Unit Reskrim Polsek Muara Badak berhasil mengungkap kasus pencurian suku cadang mobil yang terjadi di Desa Badak Baru, Kecamatan Muara Badak, Kutai Kartanegara. Seorang pria berinisial KDS alias Joni (43) ditangkap di rumahnya, setelah polisi menemukan bukti kuat keterlibatannya dalam kasus tersebut. Hal ini berawal dari laporan warga bernama Usman (35) pada Selasa, 11 November 2025, bahwa mobilnya kehilangan sejumlah bagian penting, seperti pintu hingga kap mesin senilai sekitar Rp10 juta.
Kapolsek Muara Badak, IPTU Danang Wahyu Rahardika, menjelaskan bahwa pencurian suku cadang mobil terjadi seminggu sebelumnya pada Selasa, 4 November 2025, sekitar pukul 05.00 WITA. Korban, Angga Rosi Baktiar, mengetahui bahwa mobil yang sedang menunggu perbaikan telah kehilangan berbagai suku cadang. Bagian yang hilang termasuk satu set pintu depan dan belakang, pintu bagasi, jok mobil, door trim, dashboard, hingga kap mesin. Korban melaporkan kejadian tersebut ke Polsek Muara Badak, dan tim Reskrim langsung melakukan investigasi.
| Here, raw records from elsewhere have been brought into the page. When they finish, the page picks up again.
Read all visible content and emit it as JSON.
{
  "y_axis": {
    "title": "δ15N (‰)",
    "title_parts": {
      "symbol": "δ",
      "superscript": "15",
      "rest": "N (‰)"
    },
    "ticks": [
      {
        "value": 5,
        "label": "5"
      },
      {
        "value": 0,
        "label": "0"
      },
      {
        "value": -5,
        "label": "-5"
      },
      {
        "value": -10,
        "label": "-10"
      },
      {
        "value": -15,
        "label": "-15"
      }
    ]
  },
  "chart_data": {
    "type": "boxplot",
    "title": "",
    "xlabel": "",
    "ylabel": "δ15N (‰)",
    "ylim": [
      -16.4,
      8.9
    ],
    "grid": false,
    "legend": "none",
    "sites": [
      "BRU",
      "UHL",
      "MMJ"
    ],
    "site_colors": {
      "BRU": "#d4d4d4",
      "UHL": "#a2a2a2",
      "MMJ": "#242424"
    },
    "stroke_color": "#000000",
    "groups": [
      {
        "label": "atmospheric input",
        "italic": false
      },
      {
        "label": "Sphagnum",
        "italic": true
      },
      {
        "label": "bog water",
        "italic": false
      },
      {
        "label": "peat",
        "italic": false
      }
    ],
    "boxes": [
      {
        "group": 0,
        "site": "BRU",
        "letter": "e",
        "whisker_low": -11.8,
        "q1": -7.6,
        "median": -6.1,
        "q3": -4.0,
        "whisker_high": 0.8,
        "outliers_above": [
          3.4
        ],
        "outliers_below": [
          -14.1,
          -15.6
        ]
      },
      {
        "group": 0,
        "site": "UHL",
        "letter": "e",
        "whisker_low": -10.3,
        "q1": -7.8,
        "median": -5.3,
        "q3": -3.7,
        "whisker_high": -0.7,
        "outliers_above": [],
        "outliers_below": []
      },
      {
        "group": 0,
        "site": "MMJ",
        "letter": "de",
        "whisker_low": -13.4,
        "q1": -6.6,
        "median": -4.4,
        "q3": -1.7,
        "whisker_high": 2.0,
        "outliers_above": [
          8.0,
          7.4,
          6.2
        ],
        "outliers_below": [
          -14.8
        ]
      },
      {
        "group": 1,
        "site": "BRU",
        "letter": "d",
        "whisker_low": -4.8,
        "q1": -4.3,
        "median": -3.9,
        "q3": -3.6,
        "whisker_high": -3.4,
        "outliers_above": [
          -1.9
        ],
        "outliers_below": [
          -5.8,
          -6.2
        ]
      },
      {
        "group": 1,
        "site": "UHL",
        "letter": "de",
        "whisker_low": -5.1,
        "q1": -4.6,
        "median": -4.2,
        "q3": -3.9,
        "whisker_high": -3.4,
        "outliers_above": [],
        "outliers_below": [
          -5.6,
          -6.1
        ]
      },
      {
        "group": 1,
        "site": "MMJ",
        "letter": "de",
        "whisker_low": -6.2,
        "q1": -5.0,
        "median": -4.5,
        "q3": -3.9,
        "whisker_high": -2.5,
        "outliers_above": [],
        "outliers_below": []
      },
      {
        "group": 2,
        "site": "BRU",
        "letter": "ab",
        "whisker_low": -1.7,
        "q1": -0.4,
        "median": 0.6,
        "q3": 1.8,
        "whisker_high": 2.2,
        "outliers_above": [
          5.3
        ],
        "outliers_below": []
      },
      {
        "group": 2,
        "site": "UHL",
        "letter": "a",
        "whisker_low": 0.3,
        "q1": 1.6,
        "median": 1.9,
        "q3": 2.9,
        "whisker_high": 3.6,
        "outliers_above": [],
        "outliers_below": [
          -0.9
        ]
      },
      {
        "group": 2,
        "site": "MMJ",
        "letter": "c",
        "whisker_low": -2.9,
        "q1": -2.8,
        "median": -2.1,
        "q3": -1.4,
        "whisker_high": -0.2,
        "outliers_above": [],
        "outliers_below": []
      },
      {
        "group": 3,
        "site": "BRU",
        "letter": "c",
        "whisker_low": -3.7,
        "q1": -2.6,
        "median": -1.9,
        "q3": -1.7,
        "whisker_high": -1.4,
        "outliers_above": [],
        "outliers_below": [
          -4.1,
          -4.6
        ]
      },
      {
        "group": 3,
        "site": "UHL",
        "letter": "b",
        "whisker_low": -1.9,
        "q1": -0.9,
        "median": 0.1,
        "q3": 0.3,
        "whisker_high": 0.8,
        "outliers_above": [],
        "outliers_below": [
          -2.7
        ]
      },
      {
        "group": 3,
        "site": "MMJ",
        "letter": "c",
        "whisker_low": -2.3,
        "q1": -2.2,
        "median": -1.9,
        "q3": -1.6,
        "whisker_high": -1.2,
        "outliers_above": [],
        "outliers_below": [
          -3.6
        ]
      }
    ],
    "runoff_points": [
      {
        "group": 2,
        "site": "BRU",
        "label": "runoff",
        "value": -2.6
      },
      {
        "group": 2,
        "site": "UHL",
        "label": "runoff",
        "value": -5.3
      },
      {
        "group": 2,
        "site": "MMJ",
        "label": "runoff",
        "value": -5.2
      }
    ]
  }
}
Setelah melakukan olah tempat kejadian, polisi berhasil mengidentifikasi Krispin Da Silva alias Joni sebagai tersangka utama. Joni diamankan di rumahnya pada Selasa malam, 11 November 2025, tanpa memberikan perlawanan. Selama interogasi, Joni mengakui perbuatannya dan membimbing polisi ke lokasi penyimpanan barang bukti.
Dari penggeledahan di rumah Joni, polisi berhasil menemukan sejumlah barang bukti, seperti ponsel, door trim, dashboard, jok mobil, pintu mobil, hingga kap mesin. Barang bukti tersebut disita untuk proses penyidikan lebih lanjut. Polsek Muara Badak berjanji akan melakukan pengembangan kasus ini, termasuk mengidentifikasi kemungkinan keterlibatan pihak lain atau perdagangan hasil curian ke luar daerah. Tujuannya adalah untuk memastikan apakah Joni beroperasi sendiri atau merupakan bagian dari jaringan pencurian yang lebih luas.